Ohne mehr Risiko ist der Wohlstand nicht zu halten -Bericht von der 4th Frankfurt Conference on Financial Market Policy- von Thomas Seidel

Jan Pieter Krahnen Direktor des SAFE Center eröffnet die Konferenz
(Quelle: Thomas Seidel)

Das Center for Financial Studies stellte die 4. Finanzmarktkonferenz unter das Motto „Herausforderungen durch Niedrigzinsen“ (Original: Challenged by Low Interest Rates). Das ist für die Branche zur Zeit ein Kernstück ihrer Probleme. Auf der Konferenz sollte man sich ein Bild machen können, was die Branche selbst, Zentralbanken, die Regulierer und die Finanzwissenschaft bisher an Erkenntnissen gewonnen haben.

EZB Direktor Benoît Cœré als Keynote-Speaker
(Quelle: Thomas Seidel)
Zum Auftakt kam mit dem Direktor der Europäischen Zentralbank (EZB) Benoît Cœré gleich die Zentralbank in Europa zu Wort. Der in seinen Reden immer leicht hektisch wirkende und schwer atmende Cœré erzählte dem reichlich versammelten Publikum nicht wirklich Neues. Die EZB betrachte das Wirtschaftswachstum in der Eurozone als zu schwach. Die hohe Staatsverschuldung in den Mitgliedsländern lasse keine Wachstumsimpulse zu. Deshalb läge es an der Zentralbank, mit Niedrigzinsen durch die Banken die Wirtschaft zu stimulieren. Das alles ist so oder so ähnlich schon viele Male gesagt worden. Darüber hinaus deutet Cœré aber auch einen „skill-mismatch“, also eine Art Fähigkeitsschieflage an, ohne dies im Einzelnen weiter auszuführen. Angesprochen aus dem Publikum, über die Auswirkungen der Niedrigzinspolitik der EZB machte Cœré dann aber doch eine recht bemerkenswerte Aussage. Es gehöre nicht zum Mandat der EZB, sich um die Profiteffekte von Gesellschaften für Kapitalversicherungen und Pensionsfonds zu kümmern. Das klingt erstaunlich, ist doch der EZB das Wohlergehen der ganzen übrigen Wirtschaft angeblich so ausserordentlich wichtig.



Spielräume der Investoren
Die weitere Veranstaltung gliederte sich in Paneldiskussionen mit vordefinierten Themen. Gleich in der ersten Runde ging es um das Managen von privaten Portfolios. Zum Auftakt machte Isabelle Mateos y Lago von der Firma BlackRock deutlich, wie Niedrigzinsen und der „Return on Equity“, also ein Investitionsgewinn, voneinander zu unterscheiden seien. Und siehe da, ansehnliche Gewinne zwischen fünf und 10 Prozent ließen sich mit Investitionen in der Realwirtschaft durchaus noch erreichen. Voraussetzung dafür sei aber, ein gewisses Risiko bei den Anlageformen einzugehen. Dafür gebe es Möglichkeiten in Aktien, Emerging Markets und anderen realen Assets.

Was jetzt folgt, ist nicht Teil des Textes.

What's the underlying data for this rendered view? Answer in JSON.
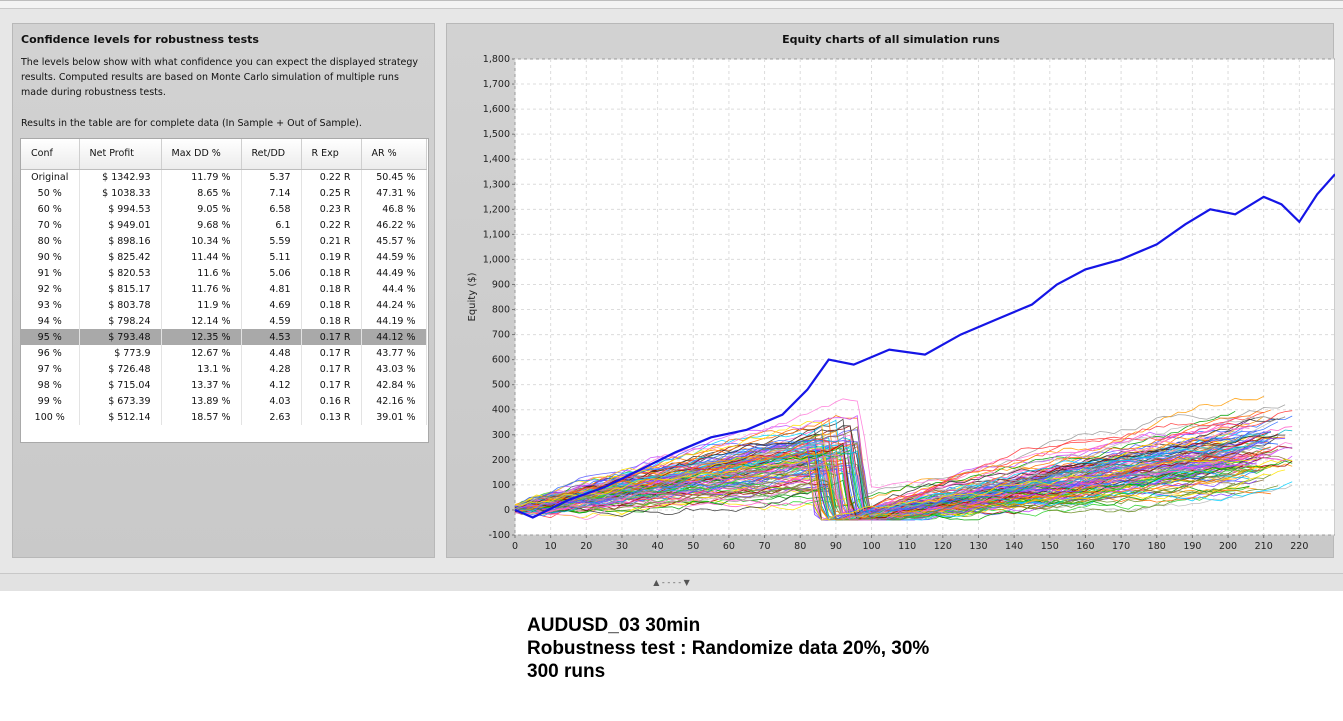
{
  "left_panel": {
    "title": "Confidence levels for robustness tests",
    "description": "The levels below show with what confidence you can expect the displayed strategy results. Computed results are based on Monte Carlo simulation of multiple runs made during robustness tests.",
    "note": "Results in the table are for complete data (In Sample + Out of Sample).",
    "columns": [
      "Conf",
      "Net Profit",
      "Max DD %",
      "Ret/DD",
      "R Exp",
      "AR %"
    ],
    "rows": [
      [
        "Original",
        "$ 1342.93",
        "11.79 %",
        "5.37",
        "0.22 R",
        "50.45 %"
      ],
      [
        "50 %",
        "$ 1038.33",
        "8.65 %",
        "7.14",
        "0.25 R",
        "47.31 %"
      ],
      [
        "60 %",
        "$ 994.53",
        "9.05 %",
        "6.58",
        "0.23 R",
        "46.8 %"
      ],
      [
        "70 %",
        "$ 949.01",
        "9.68 %",
        "6.1",
        "0.22 R",
        "46.22 %"
      ],
      [
        "80 %",
        "$ 898.16",
        "10.34 %",
        "5.59",
        "0.21 R",
        "45.57 %"
      ],
      [
        "90 %",
        "$ 825.42",
        "11.44 %",
        "5.11",
        "0.19 R",
        "44.59 %"
      ],
      [
        "91 %",
        "$ 820.53",
        "11.6 %",
        "5.06",
        "0.18 R",
        "44.49 %"
      ],
      [
        "92 %",
        "$ 815.17",
        "11.76 %",
        "4.81",
        "0.18 R",
        "44.4 %"
      ],
      [
        "93 %",
        "$ 803.78",
        "11.9 %",
        "4.69",
        "0.18 R",
        "44.24 %"
      ],
      [
        "94 %",
        "$ 798.24",
        "12.14 %",
        "4.59",
        "0.18 R",
        "44.19 %"
      ],
      [
        "95 %",
        "$ 793.48",
        "12.35 %",
        "4.53",
        "0.17 R",
        "44.12 %"
      ],
      [
        "96 %",
        "$ 773.9",
        "12.67 %",
        "4.48",
        "0.17 R",
        "43.77 %"
      ],
      [
        "97 %",
        "$ 726.48",
        "13.1 %",
        "4.28",
        "0.17 R",
        "43.03 %"
      ],
      [
        "98 %",
        "$ 715.04",
        "13.37 %",
        "4.12",
        "0.17 R",
        "42.84 %"
      ],
      [
        "99 %",
        "$ 673.39",
        "13.89 %",
        "4.03",
        "0.16 R",
        "42.16 %"
      ],
      [
        "100 %",
        "$ 512.14",
        "18.57 %",
        "2.63",
        "0.13 R",
        "39.01 %"
      ]
    ],
    "selected_row": "95 %"
  },
  "chart_data": {
    "type": "line",
    "title": "Equity charts of all simulation runs",
    "xlabel": "",
    "ylabel": "Equity ($)",
    "xlim": [
      0,
      230
    ],
    "ylim": [
      -100,
      1800
    ],
    "x_ticks": [
      0,
      10,
      20,
      30,
      40,
      50,
      60,
      70,
      80,
      90,
      100,
      110,
      120,
      130,
      140,
      150,
      160,
      170,
      180,
      190,
      200,
      210,
      220
    ],
    "y_ticks": [
      "-100",
      "0",
      "100",
      "200",
      "300",
      "400",
      "500",
      "600",
      "700",
      "800",
      "900",
      "1,000",
      "1,100",
      "1,200",
      "1,300",
      "1,400",
      "1,500",
      "1,600",
      "1,700",
      "1,800"
    ],
    "grid": true,
    "original_color": "#1515e6",
    "series": [
      {
        "values": [
          [
            0,
            0
          ],
          [
            5,
            -30
          ],
          [
            15,
            40
          ],
          [
            25,
            90
          ],
          [
            35,
            160
          ],
          [
            45,
            230
          ],
          [
            55,
            290
          ],
          [
            65,
            320
          ],
          [
            75,
            380
          ],
          [
            82,
            480
          ],
          [
            88,
            600
          ],
          [
            95,
            580
          ],
          [
            105,
            640
          ],
          [
            115,
            620
          ],
          [
            125,
            700
          ],
          [
            135,
            760
          ],
          [
            145,
            820
          ],
          [
            152,
            900
          ],
          [
            160,
            960
          ],
          [
            170,
            1000
          ],
          [
            180,
            1060
          ],
          [
            188,
            1140
          ],
          [
            195,
            1200
          ],
          [
            202,
            1180
          ],
          [
            210,
            1250
          ],
          [
            215,
            1220
          ],
          [
            220,
            1150
          ],
          [
            225,
            1260
          ],
          [
            230,
            1340
          ]
        ]
      }
    ]
  },
  "splitter": {
    "handle": "▲ - - - - ▼"
  },
  "caption": {
    "line1": "AUDUSD_03 30min",
    "line2": "Robustness test : Randomize data 20%, 30%",
    "line3": "300 runs"
  }
}
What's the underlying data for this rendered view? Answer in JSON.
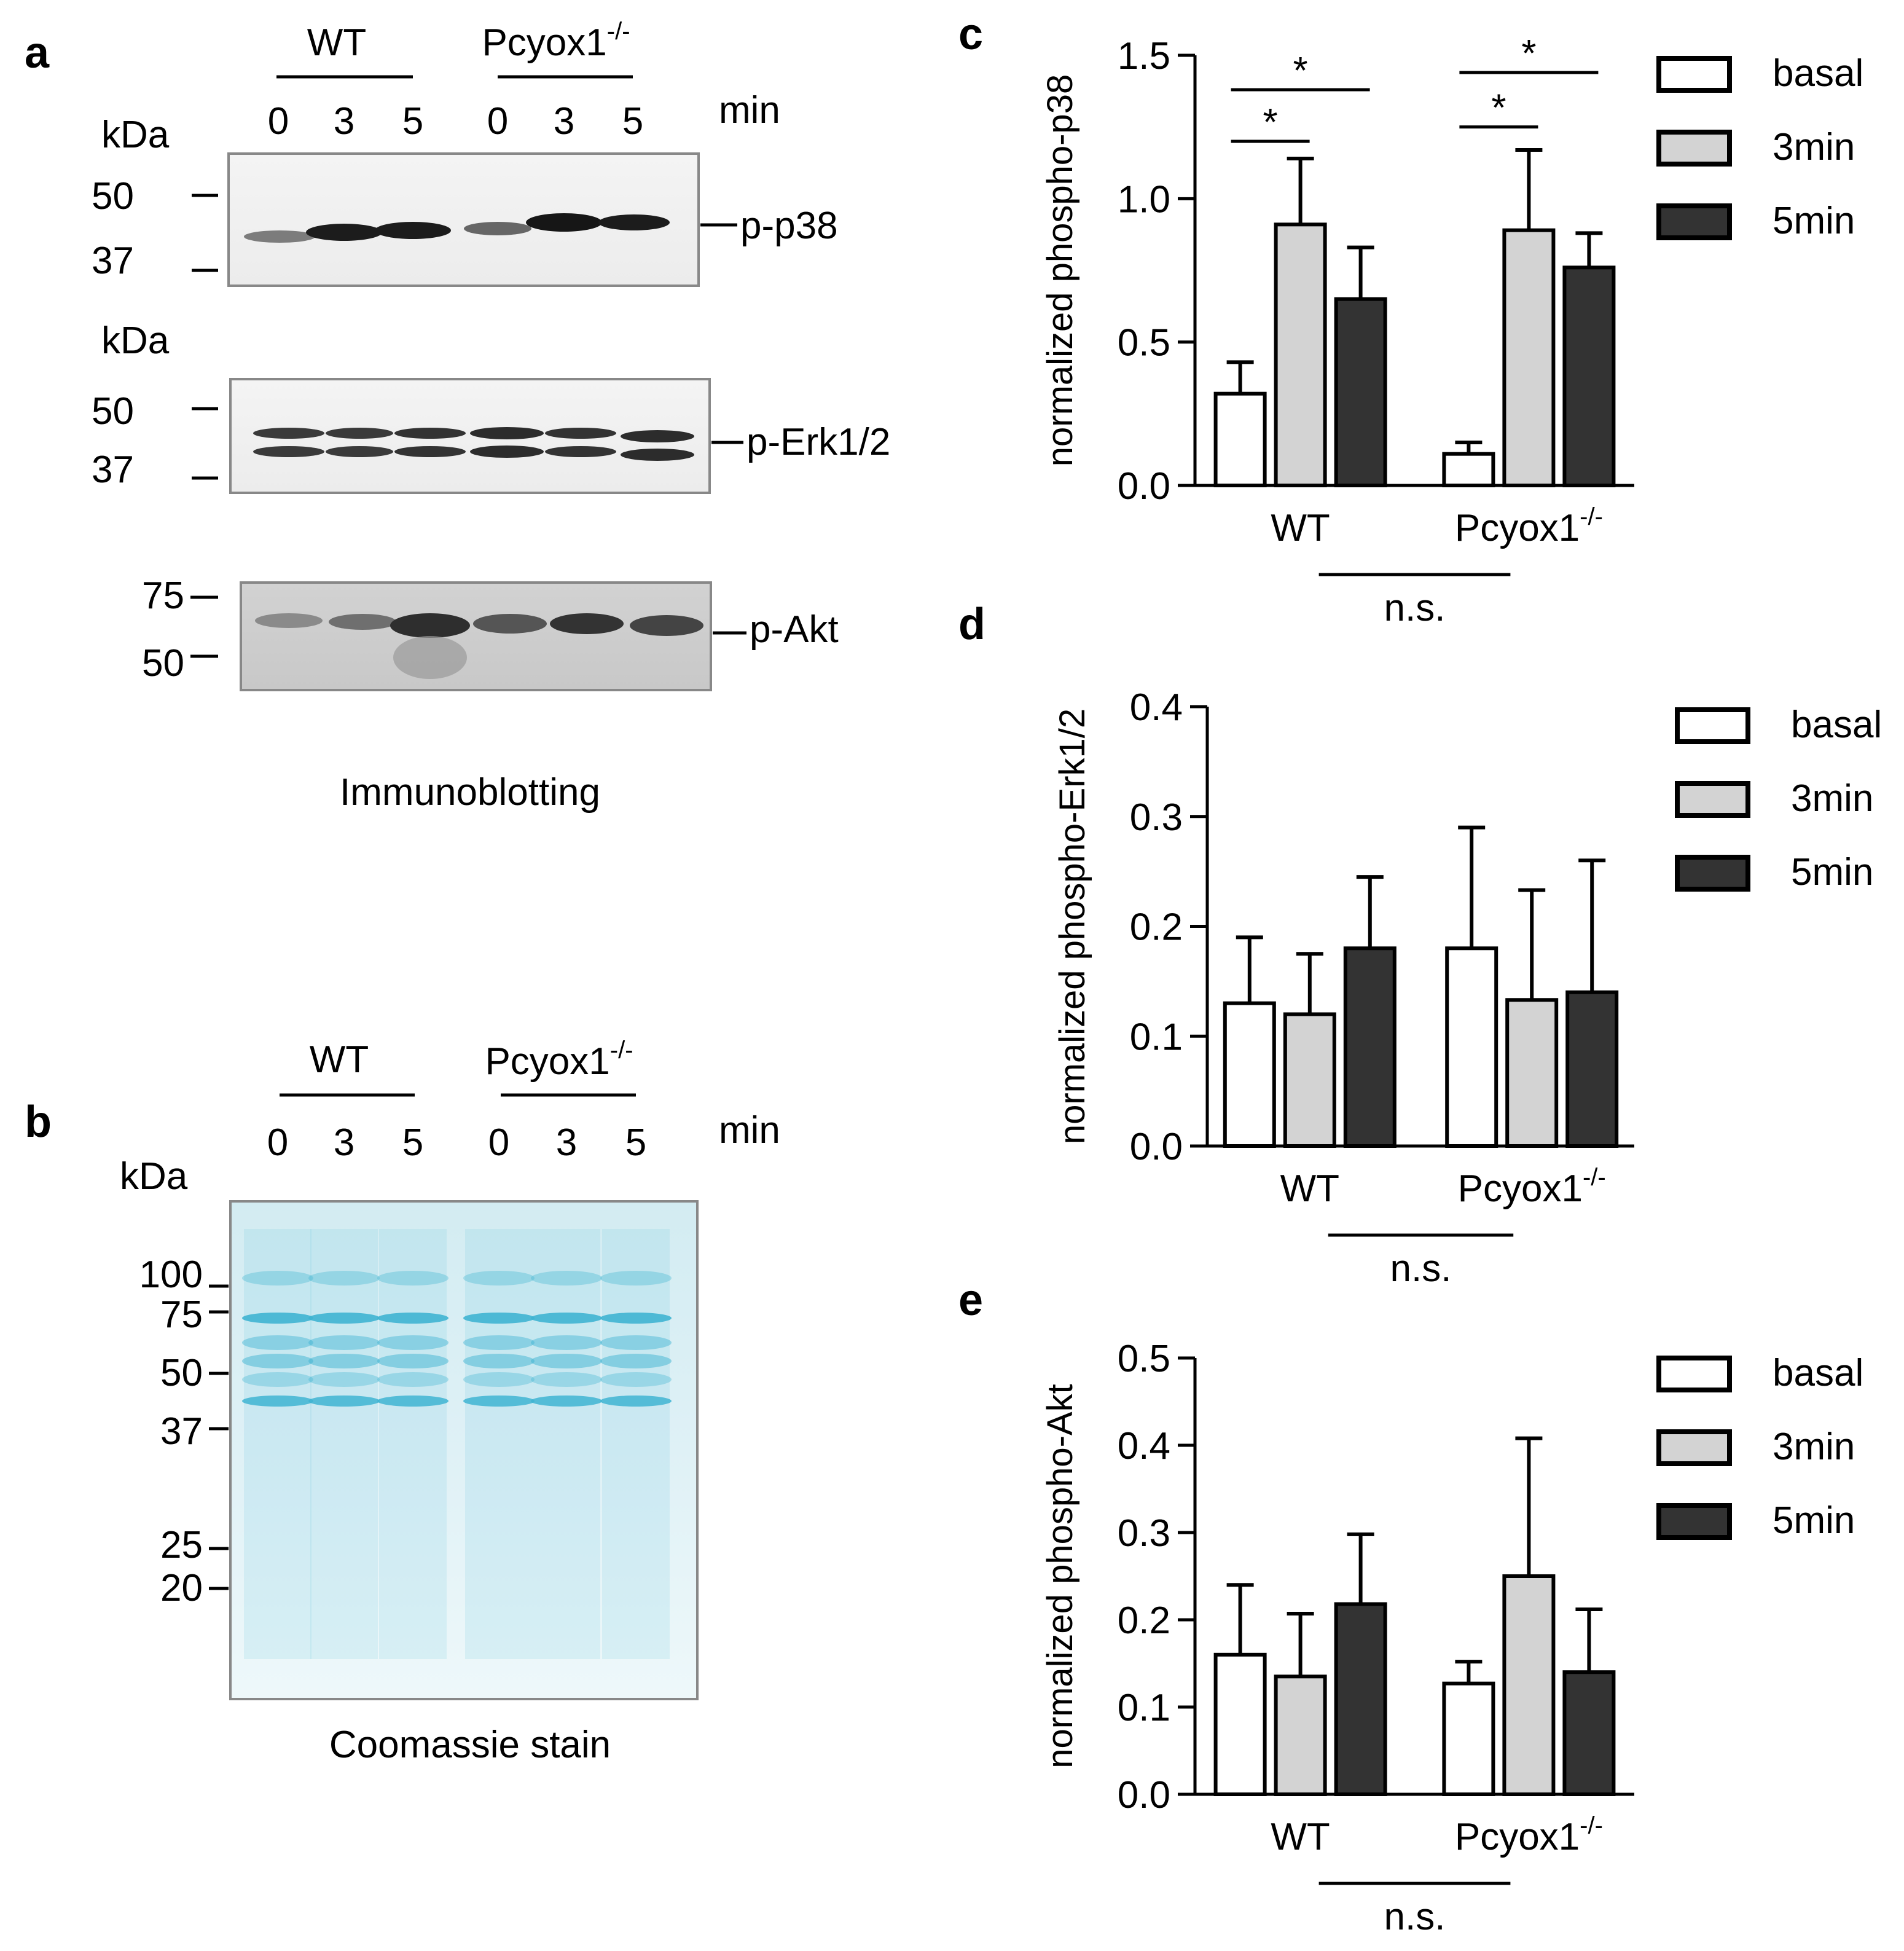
{
  "panel_a": {
    "letter": "a",
    "group_labels": [
      "WT",
      "Pcyox1"
    ],
    "superscript": "-/-",
    "lanes": [
      "0",
      "3",
      "5",
      "0",
      "3",
      "5"
    ],
    "time_unit": "min",
    "kda_label": "kDa",
    "blots": [
      {
        "name": "p-p38",
        "markers": [
          "50",
          "37"
        ]
      },
      {
        "name": "p-Erk1/2",
        "markers": [
          "50",
          "37"
        ]
      },
      {
        "name": "p-Akt",
        "markers": [
          "75",
          "50"
        ]
      }
    ],
    "caption": "Immunoblotting"
  },
  "panel_b": {
    "letter": "b",
    "group_labels": [
      "WT",
      "Pcyox1"
    ],
    "superscript": "-/-",
    "lanes": [
      "0",
      "3",
      "5",
      "0",
      "3",
      "5"
    ],
    "time_unit": "min",
    "kda_label": "kDa",
    "markers": [
      "100",
      "75",
      "50",
      "37",
      "25",
      "20"
    ],
    "caption": "Coomassie stain",
    "stain_color": "#3fb4d2"
  },
  "chart_data": [
    {
      "panel": "c",
      "type": "bar",
      "ylabel": "normalized phospho-p38",
      "ylim": [
        0,
        1.5
      ],
      "yticks": [
        "0.0",
        "0.5",
        "1.0",
        "1.5"
      ],
      "categories": [
        "WT",
        "Pcyox1"
      ],
      "category_superscript": "-/-",
      "series": [
        {
          "name": "basal",
          "color": "#ffffff",
          "values": [
            0.32,
            0.11
          ],
          "errors": [
            0.11,
            0.04
          ]
        },
        {
          "name": "3min",
          "color": "#d3d3d3",
          "values": [
            0.91,
            0.89
          ],
          "errors": [
            0.23,
            0.28
          ]
        },
        {
          "name": "5min",
          "color": "#333333",
          "values": [
            0.65,
            0.76
          ],
          "errors": [
            0.18,
            0.12
          ]
        }
      ],
      "significance": [
        {
          "label": "*",
          "category": 0,
          "from": 0,
          "to": 1,
          "y": 1.2
        },
        {
          "label": "*",
          "category": 0,
          "from": 0,
          "to": 2,
          "y": 1.38
        },
        {
          "label": "*",
          "category": 1,
          "from": 0,
          "to": 1,
          "y": 1.25
        },
        {
          "label": "*",
          "category": 1,
          "from": 0,
          "to": 2,
          "y": 1.44
        }
      ],
      "comparison_label": "n.s."
    },
    {
      "panel": "d",
      "type": "bar",
      "ylabel": "normalized phospho-Erk1/2",
      "ylim": [
        0,
        0.4
      ],
      "yticks": [
        "0.0",
        "0.1",
        "0.2",
        "0.3",
        "0.4"
      ],
      "categories": [
        "WT",
        "Pcyox1"
      ],
      "category_superscript": "-/-",
      "series": [
        {
          "name": "basal",
          "color": "#ffffff",
          "values": [
            0.13,
            0.18
          ],
          "errors": [
            0.06,
            0.11
          ]
        },
        {
          "name": "3min",
          "color": "#d3d3d3",
          "values": [
            0.12,
            0.133
          ],
          "errors": [
            0.055,
            0.1
          ]
        },
        {
          "name": "5min",
          "color": "#333333",
          "values": [
            0.18,
            0.14
          ],
          "errors": [
            0.065,
            0.12
          ]
        }
      ],
      "significance": [],
      "comparison_label": "n.s."
    },
    {
      "panel": "e",
      "type": "bar",
      "ylabel": "normalized phospho-Akt",
      "ylim": [
        0,
        0.5
      ],
      "yticks": [
        "0.0",
        "0.1",
        "0.2",
        "0.3",
        "0.4",
        "0.5"
      ],
      "categories": [
        "WT",
        "Pcyox1"
      ],
      "category_superscript": "-/-",
      "series": [
        {
          "name": "basal",
          "color": "#ffffff",
          "values": [
            0.16,
            0.127
          ],
          "errors": [
            0.08,
            0.025
          ]
        },
        {
          "name": "3min",
          "color": "#d3d3d3",
          "values": [
            0.135,
            0.25
          ],
          "errors": [
            0.072,
            0.158
          ]
        },
        {
          "name": "5min",
          "color": "#333333",
          "values": [
            0.218,
            0.14
          ],
          "errors": [
            0.08,
            0.072
          ]
        }
      ],
      "significance": [],
      "comparison_label": "n.s."
    }
  ]
}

Panel 1: Andreas Hackethal, Isabelle Mateos y Lago , Thomas C. Wilson,
Raimond Maurer und Helmut Gründl
(Quelle: Thomas Seidel)
Dieses Bild wurde von Thomas C.Wilson von der Allianz SE, einem der weltweit größten Versicherer, unterstützt. Zwar zwicke die Kapitalversicherer besonders die einengenden Vorschriften der Regulatoren, aber man könne in Immobilien und Infrastrukturen investieren. Dafür habe die Allianz inzwischen eigene Teams, die solche Projekte professionell managen. Dennoch würden die Investitionen für Kapitalgegner immer intrans-parenter und die zunehmende Volatilität an den Märkten bereitete auch Sorgen.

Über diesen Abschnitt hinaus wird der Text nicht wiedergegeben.